I'm not going to get into H&M Equations (2.5.15) and (2.5.18) copied above. They depend on the precise definition of the two-particle distribution function, which is beyond the scope of a math.stackexchange post.
I do want to address the last part of your update. Define: $$ g(y) = \int_I dx\, f(x - y)\, . $$ Here $I$ is an interval of length $L$, and we assume that $f$ is compactly supported (more or less) over an interval of length on the order of $\epsilon$, a small number. An example would be: $$ f(x) = \exp\left(-\frac{1}{2}\frac{x^2}{\epsilon^2}\right)\, . $$ By the same argument as above, $$ g(y) = \mathrm{constant} \approx \int_{-\infty}^{+\infty} dx\, f(x) $$ unless $y$ is within a distance of about $\epsilon$ of one of the boundaries of $I$. Thus the assertion in the original post is actually wrong, even for H&M-type functions, and isn't what is being used in the equations from H&M.
However: \begin{align} \int_I dy\, g(y) &\approx \int_I dy \int_{-\infty}^{+\infty} dx\, f(x) \\ &\approx L \int_I dx\, f(x) \;+\; \text{An error of order $\epsilon$}\, . \end{align} Here I've implicitly assumed that the domain $I$ is sufficiently "centered" that $$ \int_{-\infty}^{+\infty} dx\, f(x) \approx \int_I dx\, f(x)\, . $$ As long as $f$ falls off sufficiently rapidly (i.e. don't try this with particles mediated by a Coulomb potential!), we can ignore the error term, and the "double integral" identity should approximately hold.
Update to address Equation 2.5.15 above:
Theory of Simple Liquids can be found here on Google Books.
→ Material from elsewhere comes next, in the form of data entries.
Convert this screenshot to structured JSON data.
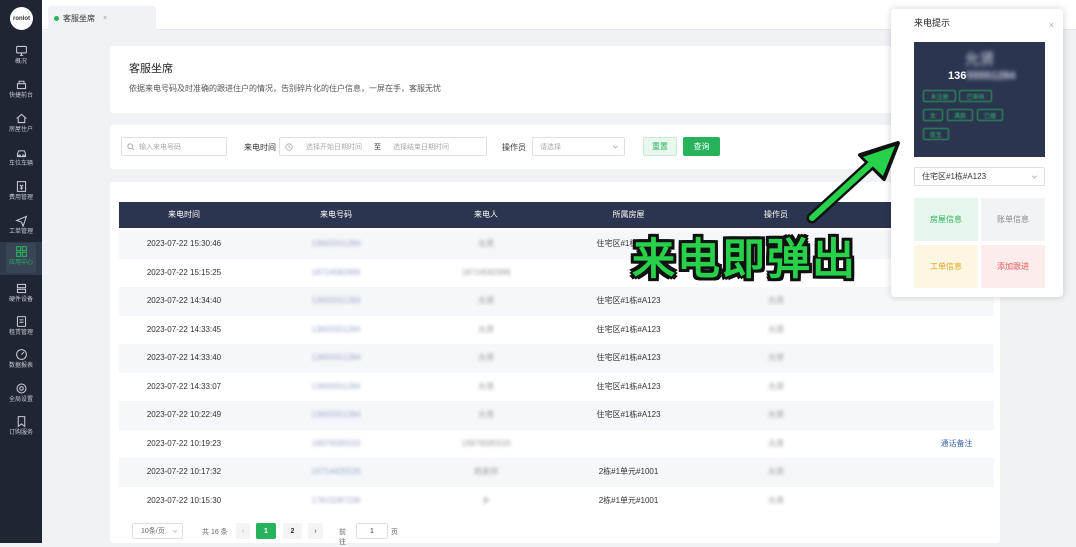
{
  "app": {
    "logo": "ronlot"
  },
  "sidebar": {
    "items": [
      {
        "label": "概况",
        "icon": "monitor-icon"
      },
      {
        "label": "快捷前台",
        "icon": "desk-icon"
      },
      {
        "label": "房屋住户",
        "icon": "home-icon"
      },
      {
        "label": "车位车辆",
        "icon": "car-icon"
      },
      {
        "label": "费用管理",
        "icon": "bill-icon"
      },
      {
        "label": "工单管理",
        "icon": "send-icon"
      },
      {
        "label": "应用中心",
        "icon": "grid-icon",
        "active": true
      },
      {
        "label": "硬件设备",
        "icon": "server-icon"
      },
      {
        "label": "租赁管理",
        "icon": "document-icon"
      },
      {
        "label": "数据报表",
        "icon": "gauge-icon"
      },
      {
        "label": "全局设置",
        "icon": "settings-icon"
      },
      {
        "label": "订购服务",
        "icon": "bookmark-icon"
      }
    ]
  },
  "tabs": [
    {
      "label": "客服坐席",
      "close": "×"
    }
  ],
  "header": {
    "title": "客服坐席",
    "description": "依据来电号码及时准确的跟进住户的情况，告别碎片化的住户信息，一屏在手，客服无忧"
  },
  "filters": {
    "phone_placeholder": "输入来电号码",
    "time_label": "来电时间",
    "start_placeholder": "选择开始日期时间",
    "range_sep": "至",
    "end_placeholder": "选择结束日期时间",
    "operator_label": "操作员",
    "operator_placeholder": "请选择",
    "reset_label": "重置",
    "query_label": "查询"
  },
  "table": {
    "columns": [
      "来电时间",
      "来电号码",
      "来电人",
      "所属房屋",
      "操作员"
    ],
    "rows": [
      {
        "time": "2023-07-22 15:30:46",
        "phone": "13655551284",
        "caller": "允贤",
        "house": "住宅区#1栋#A123",
        "operator": "",
        "action": ""
      },
      {
        "time": "2023-07-22 15:15:25",
        "phone": "18724582999",
        "caller": "18724582999",
        "house": "",
        "operator": "",
        "action": ""
      },
      {
        "time": "2023-07-22 14:34:40",
        "phone": "13655551284",
        "caller": "允贤",
        "house": "住宅区#1栋#A123",
        "operator": "允贤",
        "action": ""
      },
      {
        "time": "2023-07-22 14:33:45",
        "phone": "13655551284",
        "caller": "允贤",
        "house": "住宅区#1栋#A123",
        "operator": "允贤",
        "action": ""
      },
      {
        "time": "2023-07-22 14:33:40",
        "phone": "13655551284",
        "caller": "允贤",
        "house": "住宅区#1栋#A123",
        "operator": "允贤",
        "action": ""
      },
      {
        "time": "2023-07-22 14:33:07",
        "phone": "13655551284",
        "caller": "允贤",
        "house": "住宅区#1栋#A123",
        "operator": "允贤",
        "action": ""
      },
      {
        "time": "2023-07-22 10:22:49",
        "phone": "13655551284",
        "caller": "允贤",
        "house": "住宅区#1栋#A123",
        "operator": "允贤",
        "action": ""
      },
      {
        "time": "2023-07-22 10:19:23",
        "phone": "18976585533",
        "caller": "18976585533",
        "house": "",
        "operator": "允贤",
        "action": "通话备注"
      },
      {
        "time": "2023-07-22 10:17:32",
        "phone": "15714425526",
        "caller": "杨家祥",
        "house": "2栋#1单元#1001",
        "operator": "允贤",
        "action": ""
      },
      {
        "time": "2023-07-22 10:15:30",
        "phone": "17815287236",
        "caller": "乡",
        "house": "2栋#1单元#1001",
        "operator": "允贤",
        "action": ""
      }
    ]
  },
  "pagination": {
    "page_size": "10条/页",
    "total": "共 16 条",
    "prev": "‹",
    "pages": [
      "1",
      "2"
    ],
    "next": "›",
    "goto_label": "前往",
    "goto_value": "1",
    "goto_unit": "页"
  },
  "popup": {
    "title": "来电提示",
    "close": "×",
    "caller_name": "允贤",
    "phone_prefix": "136",
    "phone_rest": "55551284",
    "tags": [
      "未注册",
      "已审核",
      "女",
      "满族",
      "已婚",
      "医生"
    ],
    "house_value": "住宅区#1栋#A123",
    "actions": {
      "house": "房屋信息",
      "bill": "账单信息",
      "workorder": "工单信息",
      "follow": "添加跟进"
    }
  },
  "overlay": {
    "text": "来电即弹出"
  },
  "colors": {
    "accent": "#27b35c",
    "sidebar": "#1f2532",
    "header_row": "#2c3550",
    "overlay": "#27d24a"
  }
}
The relevant page is 31.
I've gone over the steps leading to equation 2.5.15, and I don't think it makes sense as written. I'm convinced it's a typo. 2.5.15 doesn't seem to follow from 2.5.14. I think the argument of the integral in 2.5.15 is supposed to be: $$ g^{(2)}_N(r' + r, r') = g^{(2)}_N\left(\left|r' + r - r'\right|\right) = g^{(2)}_N\left(\left|r\right|\right) = g(r) $$ That makes much more sense to me, and leads to the desired result.